Place: The New School, 66 West 12th Street New York, NY 10011, Room A407

More about the Roundtable participants:

Susana Aguirre is a writer and researcher, with interests that lie in the personal dress histories, practices, and industry structures in Peru and Latin America. She is first year graduate student in the MA Fashion Studies ’14 at Parsons the New School for Design and holds a BA in Latin American Studies and Human Rights from The University of Chicago. She is a contributing writer for the online news site Peru this Week and founder of the fashion blog PtWFashion. Her writing has appeared in the Canadian design journal The Genteel and collaborated in the book “Just Fashion: Critical Cases on Social Justice in Fashion” with fellow Parsons colleagues.
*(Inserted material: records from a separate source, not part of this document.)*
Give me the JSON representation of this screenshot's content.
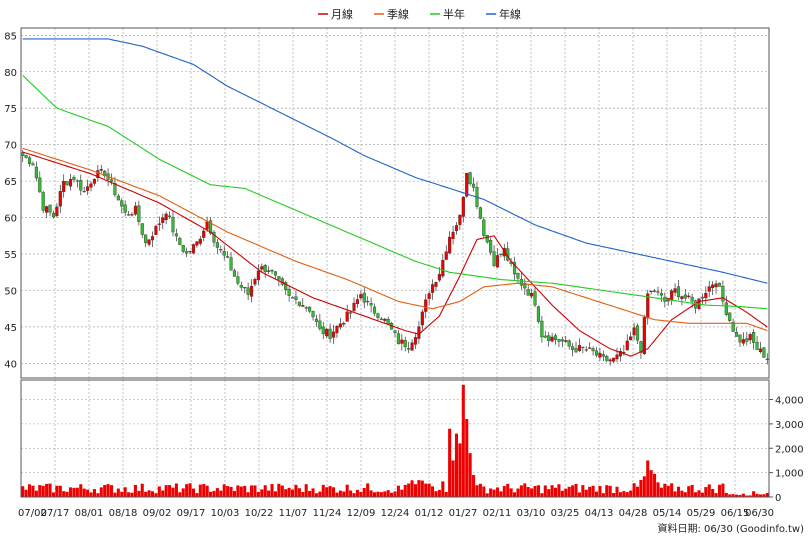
{
  "chart_data": {
    "type": "candlestick",
    "legend": [
      {
        "name": "月線",
        "color": "#cc0000"
      },
      {
        "name": "季線",
        "color": "#e06010"
      },
      {
        "name": "半年",
        "color": "#22cc22"
      },
      {
        "name": "年線",
        "color": "#1e64c8"
      }
    ],
    "legend_position": "top-center",
    "grid": true,
    "price_axis": {
      "range": [
        38,
        86
      ],
      "ticks": [
        40,
        45,
        50,
        55,
        60,
        65,
        70,
        75,
        80,
        85
      ]
    },
    "volume_axis": {
      "range": [
        0,
        4800
      ],
      "ticks": [
        0,
        1000,
        2000,
        3000,
        4000
      ],
      "tick_labels": [
        "0",
        "1,000",
        "2,000",
        "3,000",
        "4,000"
      ]
    },
    "x_tick_labels": [
      "07/02",
      "07/17",
      "08/01",
      "08/18",
      "09/02",
      "09/17",
      "10/03",
      "10/22",
      "11/07",
      "11/24",
      "12/09",
      "12/24",
      "01/12",
      "01/27",
      "02/11",
      "03/10",
      "03/25",
      "04/13",
      "04/28",
      "05/14",
      "05/29",
      "06/15",
      "06/30"
    ],
    "footer": "資料日期: 06/30 (Goodinfo.tw)",
    "colors": {
      "up": "#ee0000",
      "down": "#33bb33",
      "volume": "#ee0000",
      "grid": "#9a9a9a"
    },
    "close_keypoints": [
      [
        0,
        68.5
      ],
      [
        3,
        67.5
      ],
      [
        6,
        61.5
      ],
      [
        9,
        60.2
      ],
      [
        12,
        64.8
      ],
      [
        15,
        65.5
      ],
      [
        18,
        63.5
      ],
      [
        21,
        65.8
      ],
      [
        24,
        66.2
      ],
      [
        27,
        63.5
      ],
      [
        30,
        60.5
      ],
      [
        33,
        61.0
      ],
      [
        36,
        56.5
      ],
      [
        39,
        58.5
      ],
      [
        42,
        61.0
      ],
      [
        45,
        57.0
      ],
      [
        48,
        55.0
      ],
      [
        51,
        56.5
      ],
      [
        54,
        59.5
      ],
      [
        57,
        56.0
      ],
      [
        60,
        54.0
      ],
      [
        63,
        51.0
      ],
      [
        66,
        49.5
      ],
      [
        69,
        53.0
      ],
      [
        72,
        53.0
      ],
      [
        75,
        51.0
      ],
      [
        78,
        49.0
      ],
      [
        81,
        48.5
      ],
      [
        84,
        47.5
      ],
      [
        87,
        44.5
      ],
      [
        90,
        44.0
      ],
      [
        93,
        45.5
      ],
      [
        96,
        47.0
      ],
      [
        99,
        49.5
      ],
      [
        102,
        47.5
      ],
      [
        105,
        46.5
      ],
      [
        108,
        44.5
      ],
      [
        110,
        43.0
      ],
      [
        113,
        42.5
      ],
      [
        116,
        45.0
      ],
      [
        119,
        50.0
      ],
      [
        122,
        52.5
      ],
      [
        125,
        57.5
      ],
      [
        128,
        60.0
      ],
      [
        130,
        66.5
      ],
      [
        132,
        64.0
      ],
      [
        135,
        58.0
      ],
      [
        138,
        54.0
      ],
      [
        141,
        55.5
      ],
      [
        144,
        52.0
      ],
      [
        147,
        50.5
      ],
      [
        150,
        48.5
      ],
      [
        152,
        44.0
      ],
      [
        155,
        43.5
      ],
      [
        158,
        43.0
      ],
      [
        161,
        42.0
      ],
      [
        164,
        42.0
      ],
      [
        167,
        41.5
      ],
      [
        170,
        40.5
      ],
      [
        173,
        40.5
      ],
      [
        176,
        41.5
      ],
      [
        179,
        44.5
      ],
      [
        181,
        42.0
      ],
      [
        183,
        49.5
      ],
      [
        185,
        50.0
      ],
      [
        188,
        48.5
      ],
      [
        191,
        50.0
      ],
      [
        194,
        49.0
      ],
      [
        197,
        48.0
      ],
      [
        200,
        50.0
      ],
      [
        203,
        51.5
      ],
      [
        205,
        48.5
      ],
      [
        207,
        46.0
      ],
      [
        209,
        43.5
      ],
      [
        211,
        43.0
      ],
      [
        213,
        43.5
      ],
      [
        215,
        42.0
      ],
      [
        218,
        40.8
      ]
    ],
    "moving_averages": {
      "月線": [
        [
          0,
          69.0
        ],
        [
          20,
          66.0
        ],
        [
          40,
          62.0
        ],
        [
          55,
          58.0
        ],
        [
          70,
          52.5
        ],
        [
          85,
          49.0
        ],
        [
          100,
          46.5
        ],
        [
          112,
          44.5
        ],
        [
          116,
          44.0
        ],
        [
          122,
          46.5
        ],
        [
          128,
          52.0
        ],
        [
          133,
          57.0
        ],
        [
          138,
          57.5
        ],
        [
          143,
          54.0
        ],
        [
          148,
          51.5
        ],
        [
          155,
          48.0
        ],
        [
          163,
          44.5
        ],
        [
          172,
          42.0
        ],
        [
          178,
          41.0
        ],
        [
          183,
          42.0
        ],
        [
          190,
          46.0
        ],
        [
          198,
          48.5
        ],
        [
          205,
          49.0
        ],
        [
          212,
          47.0
        ],
        [
          218,
          45.0
        ]
      ],
      "季線": [
        [
          0,
          69.5
        ],
        [
          20,
          66.5
        ],
        [
          40,
          63.0
        ],
        [
          60,
          58.0
        ],
        [
          80,
          54.0
        ],
        [
          95,
          51.5
        ],
        [
          110,
          48.5
        ],
        [
          120,
          47.5
        ],
        [
          128,
          48.5
        ],
        [
          135,
          50.5
        ],
        [
          145,
          51.0
        ],
        [
          155,
          50.5
        ],
        [
          165,
          49.0
        ],
        [
          175,
          47.5
        ],
        [
          185,
          46.0
        ],
        [
          195,
          45.5
        ],
        [
          205,
          45.5
        ],
        [
          212,
          45.5
        ],
        [
          218,
          44.5
        ]
      ],
      "半年": [
        [
          0,
          79.5
        ],
        [
          10,
          75.0
        ],
        [
          25,
          72.5
        ],
        [
          40,
          68.0
        ],
        [
          55,
          64.5
        ],
        [
          65,
          64.0
        ],
        [
          80,
          61.0
        ],
        [
          100,
          57.0
        ],
        [
          115,
          54.0
        ],
        [
          125,
          52.5
        ],
        [
          140,
          51.5
        ],
        [
          155,
          51.0
        ],
        [
          170,
          50.0
        ],
        [
          185,
          49.0
        ],
        [
          200,
          48.0
        ],
        [
          210,
          47.8
        ],
        [
          218,
          47.5
        ]
      ],
      "年線": [
        [
          0,
          84.5
        ],
        [
          10,
          84.5
        ],
        [
          25,
          84.5
        ],
        [
          35,
          83.5
        ],
        [
          50,
          81.0
        ],
        [
          60,
          78.0
        ],
        [
          75,
          74.5
        ],
        [
          90,
          71.0
        ],
        [
          100,
          68.5
        ],
        [
          115,
          65.5
        ],
        [
          125,
          64.0
        ],
        [
          135,
          62.5
        ],
        [
          150,
          59.0
        ],
        [
          165,
          56.5
        ],
        [
          180,
          55.0
        ],
        [
          195,
          53.5
        ],
        [
          205,
          52.5
        ],
        [
          218,
          51.0
        ]
      ]
    }
  }
}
Carmen Artigas Is Dean of Ethical Fashion at Centre for Social Innovation. She has worked in fashion for nearly 20 years, most recently in sustainable design, consulting, and sourcing. Working in India with artisan communities reviving endangered crafts and later developing a yoga line using certified organic cotton and natural dyes exposed her to the challenges of developing sustainable products. She currently teaches Ethical Fashion at the Fashion Institute of Technology and Parsons New School of Design in New York, and she dedicates her time to reevaluating the human and environmental cost of products, advocating for craftsmanship, and redefining “made-in” and “made-by”.

Maria Cabrera Arus has degrees in Psychology and Social Psychology from the University of Havana, and in Sociology from the New School for Social Research, where she is a PhD candidate. She is now doing research for her dissertation on  material culture in Cuban socialism. She has worked at the Oficina Nacional de Diseño Industrial in Cuba and marketing agencies in Puerto Rico. She has been an instructor at the University of Havana (Social Psychology) and is now an instructor at Parsons the New School for Design (Fashion Cultures, formerly Global Issues in Design and Visuality).

Lucia Cuba Is a Fashion Designer and Social Researcher. She Studied Fashion Design (CEAM), a BSc in Social Psychology, MSc in Educational Psychology and PhD in Public Health from Universidad Peruana Cayetano Heredia (UPCH). Her work merges educational, research and practice fields. She has participated in projects for the development of arts and culture in Peru and Latin America, and in different activities that aim to advance the development of local emerging fashion systems: LUCCOPROJECT GAMARRA, and Procesos Peruanos. After receiving a Fulbright Scholarship she graduated from the MFA “Fashion Design & Society” at Parsons in 2012, with “Articulo 6: Narratives of gender strength and politics”, an ongoing design and activism project based in the case of forced sterilizations that took place in Peru between 1996-2000 (articulo6.pe). In 2012 her work was presented at the NY Fashion Week and at the Iberoamerican Design Biennial (BID-DIMAD12-Spain). She is currently an Artist in Residence at the Textile Arts Center and a Visiting Associate Professor at Pratt Institute, in New York.